Apesar do alinhamento a Jair Bolsonaro (sem partido) na pauta de costumes, aliados do presidente com mandato na Assembleia Legislativa de São Paulo apresentaram em 2019 uma série de projetos de lei que contrariam os preceitos liberais.

Levantamento da reportagem com base nas propostas protocoladas por deputados estaduais do PSL -partido ao qual Bolsonaro estava filiado até novembro- mostra que a bancada frequentemente destoa das bandeiras defendidas pelo ministro da Economia, Paulo Guedes.

Entre os textos, há iniciativas que criam mais despesas para o governo do estado, pressupõem interferência estatal na iniciativa privada, têm viés assistencialista ou estabelecem privilégios para determinados grupos e categorias profissionais.

A bancada paulista do PSL tem 15 parlamentares e é a maior da Casa. A maior parte deles tem o plano de migrar para a nova legenda que Bolsonaro está fundando, a Aliança pelo Brasil.

A lista de projetos na Assembleia que se chocam com a pauta liberal de Guedes é extensa. Inclui, por exemplo, a proposta do deputado Rodrigo Gambale que obriga os estabelecimentos comerciais de beira de rodovia a oferecer banheiros públicos.

O mesmo parlamentar é autor de um projeto para proibir comércios de negarem o uso do banheiro para quaisquer pessoas em todo o território paulista.

Gambale afirma não ver "tamanho prejuízo em que o Estado esteja interferindo nas empresas" com as propostas sobre o banheiro. "Não entendo como a utilização do banheiro causaria mal ao estabelecimento comercial."

Na relação de propostas que ampliam gastos para os cofres do Executivo aparecem a que prevê criar serviço de podologia gratuito (também apresentada por Gambale) e a que determina a instalação de bebedouros em parques públicos e vias de grande movimento (do deputado Tenente Nascimento).

Gambale argumenta que a proposta da podologia não é por estética, mas para quem sofre de diabetes e não tem verba para o tratamento. "O propósito é evitar custos maiores com problemas de saúde mais graves", diz.

Em sua justificativa sobre os bebedouros, Nascimento diz se inspirar em iniciativas de países desenvolvidos para evitar poluição com copos e garrafas de água.
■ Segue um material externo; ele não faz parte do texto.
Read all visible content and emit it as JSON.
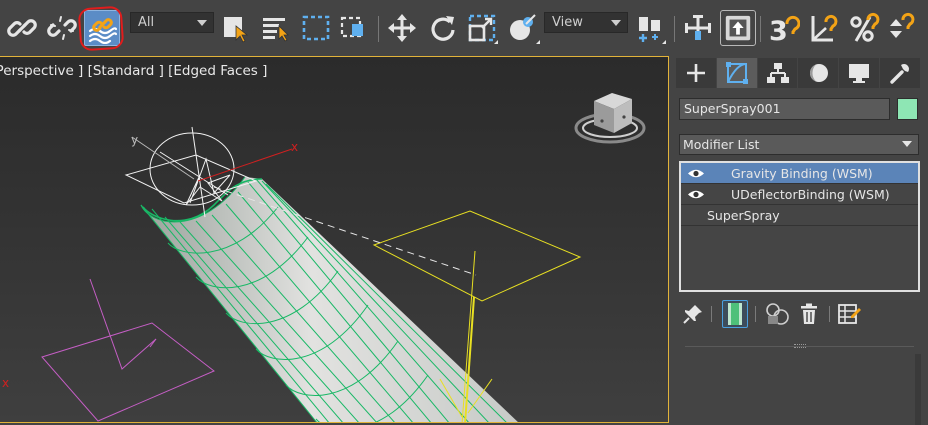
{
  "toolbar": {
    "icons": [
      {
        "name": "link-icon",
        "state": "normal"
      },
      {
        "name": "unlink-icon",
        "state": "normal"
      },
      {
        "name": "bind-to-space-warp-icon",
        "state": "active"
      },
      {
        "name": "select-object-icon",
        "state": "normal"
      },
      {
        "name": "select-by-name-icon",
        "state": "normal"
      },
      {
        "name": "rectangular-selection-icon",
        "state": "normal"
      },
      {
        "name": "window-crossing-icon",
        "state": "normal"
      },
      {
        "name": "move-icon",
        "state": "normal"
      },
      {
        "name": "rotate-icon",
        "state": "normal"
      },
      {
        "name": "scale-icon",
        "state": "normal"
      },
      {
        "name": "placement-icon",
        "state": "normal"
      },
      {
        "name": "use-pivot-center-icon",
        "state": "normal"
      },
      {
        "name": "select-and-manipulate-icon",
        "state": "normal"
      },
      {
        "name": "keyboard-shortcut-override-icon",
        "state": "active"
      },
      {
        "name": "snaps-toggle-icon",
        "state": "normal"
      },
      {
        "name": "angle-snap-icon",
        "state": "normal"
      },
      {
        "name": "percent-snap-icon",
        "state": "normal"
      },
      {
        "name": "spinner-snap-icon",
        "state": "normal"
      }
    ],
    "selection_filter": {
      "value": "All"
    },
    "reference_coord": {
      "value": "View"
    },
    "snap_label": "3",
    "highlight_color": "#e11c1c",
    "active_color": "#5b8cc6"
  },
  "viewport": {
    "label": "[ Perspective ] [Standard ] [Edged Faces ]",
    "border_color": "#e2b33a",
    "axis_labels": {
      "x": "x",
      "y": "y",
      "x2": "x"
    },
    "colors": {
      "tube_fill": "#dcdcdc",
      "tube_wire": "#19b866",
      "deflector": "#e8e022",
      "gravity": "#c55ec5",
      "emitter": "#ffffff",
      "axis_x": "#d02020"
    }
  },
  "panel": {
    "tabs": [
      {
        "name": "create-tab",
        "icon": "plus-icon",
        "active": false
      },
      {
        "name": "modify-tab",
        "icon": "modify-icon",
        "active": true
      },
      {
        "name": "hierarchy-tab",
        "icon": "hierarchy-icon",
        "active": false
      },
      {
        "name": "motion-tab",
        "icon": "motion-icon",
        "active": false
      },
      {
        "name": "display-tab",
        "icon": "display-icon",
        "active": false
      },
      {
        "name": "utilities-tab",
        "icon": "wrench-icon",
        "active": false
      }
    ],
    "object_name": "SuperSpray001",
    "object_color": "#8ee6b4",
    "modifier_list_label": "Modifier List",
    "stack": [
      {
        "label": "Gravity Binding (WSM)",
        "eye": true,
        "selected": true
      },
      {
        "label": "UDeflectorBinding (WSM)",
        "eye": true,
        "selected": false
      },
      {
        "label": "SuperSpray",
        "eye": false,
        "selected": false
      }
    ],
    "stack_tools": [
      {
        "name": "pin-stack-icon"
      },
      {
        "name": "show-end-result-icon"
      },
      {
        "name": "make-unique-icon"
      },
      {
        "name": "remove-modifier-icon"
      },
      {
        "name": "configure-modifier-sets-icon"
      }
    ]
  }
}
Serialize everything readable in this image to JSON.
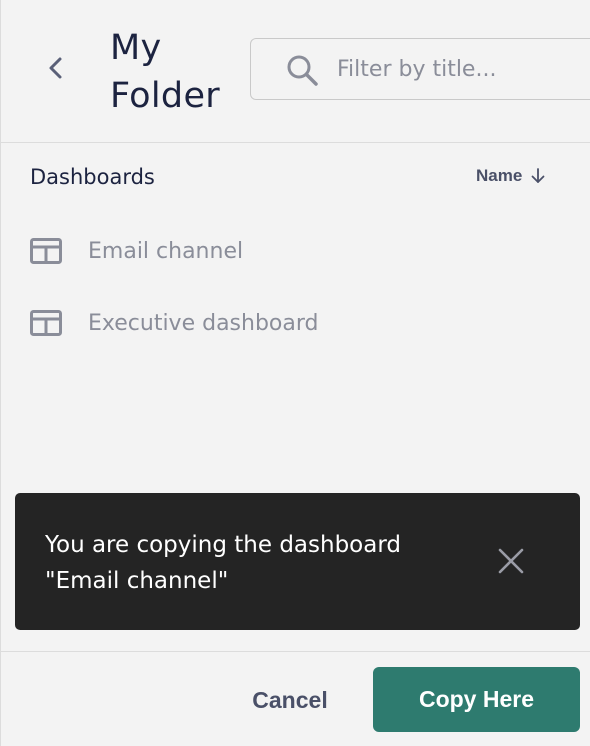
{
  "header": {
    "back_icon": "chevron-left-icon",
    "title": "My Folder",
    "search": {
      "icon": "search-icon",
      "placeholder": "Filter by title...",
      "value": ""
    }
  },
  "list": {
    "heading": "Dashboards",
    "sort": {
      "label": "Name",
      "icon": "arrow-down-icon"
    },
    "items": [
      {
        "label": "Email channel",
        "icon": "dashboard-icon"
      },
      {
        "label": "Executive dashboard",
        "icon": "dashboard-icon"
      }
    ]
  },
  "toast": {
    "message_line1": "You are copying the dashboard",
    "message_line2": "\"Email channel\"",
    "close_icon": "close-icon"
  },
  "footer": {
    "cancel_label": "Cancel",
    "copy_label": "Copy Here"
  },
  "colors": {
    "background": "#f3f3f3",
    "title_text": "#1c2340",
    "muted_text": "#8a8d99",
    "toast_background": "#242424",
    "primary_button": "#2e7b6f"
  }
}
Diz que a medida fará com que o estado seja "aconchegante, hospitaleiro e adequado para atender o grande afluxo de pessoas".

Ainda contrariando a ideia do estado mínimo, há o projeto que quer obrigar o Estado a fornecer protetor solar a pessoas que fazem ou fizeram tratamento de câncer de pele (do deputado Coronel Nishikawa).

O deputado, no projeto de lei, escreve que é preciso evitar a reincidência da doença.

Na mesma toada, Tenente Nascimento sugere que o governo distribua fraldas descartáveis aos idosos e Gambale busca aprovar o pagamento de auxílio aos estudantes universitários carentes (um salário mínimo mensal para alunos das universidades públicas paulistas).

Nesses casos, os deputados argumentam, respectivamente, que a medida seria para idosos hipossuficientes e que é preciso capacitar os jovens. "Eu trabalho numa linha liberal, mas não extrema", diz Gambale.

Na área de impostos e tributos, os deputados também têm sugestões conflitantes com o liberalismo econômico.

Há uma proposta, de Adalberto Freitas, que prega isenção de IPVA (imposto sobre propriedades de veículos) para motoristas de peruas escolares, e outra que dispensa o pagamento de taxa de inscrição de candidatos de concursos públicos que sejam doadores de medula óssea ou tenham baixa renda -do deputado Major Mecca.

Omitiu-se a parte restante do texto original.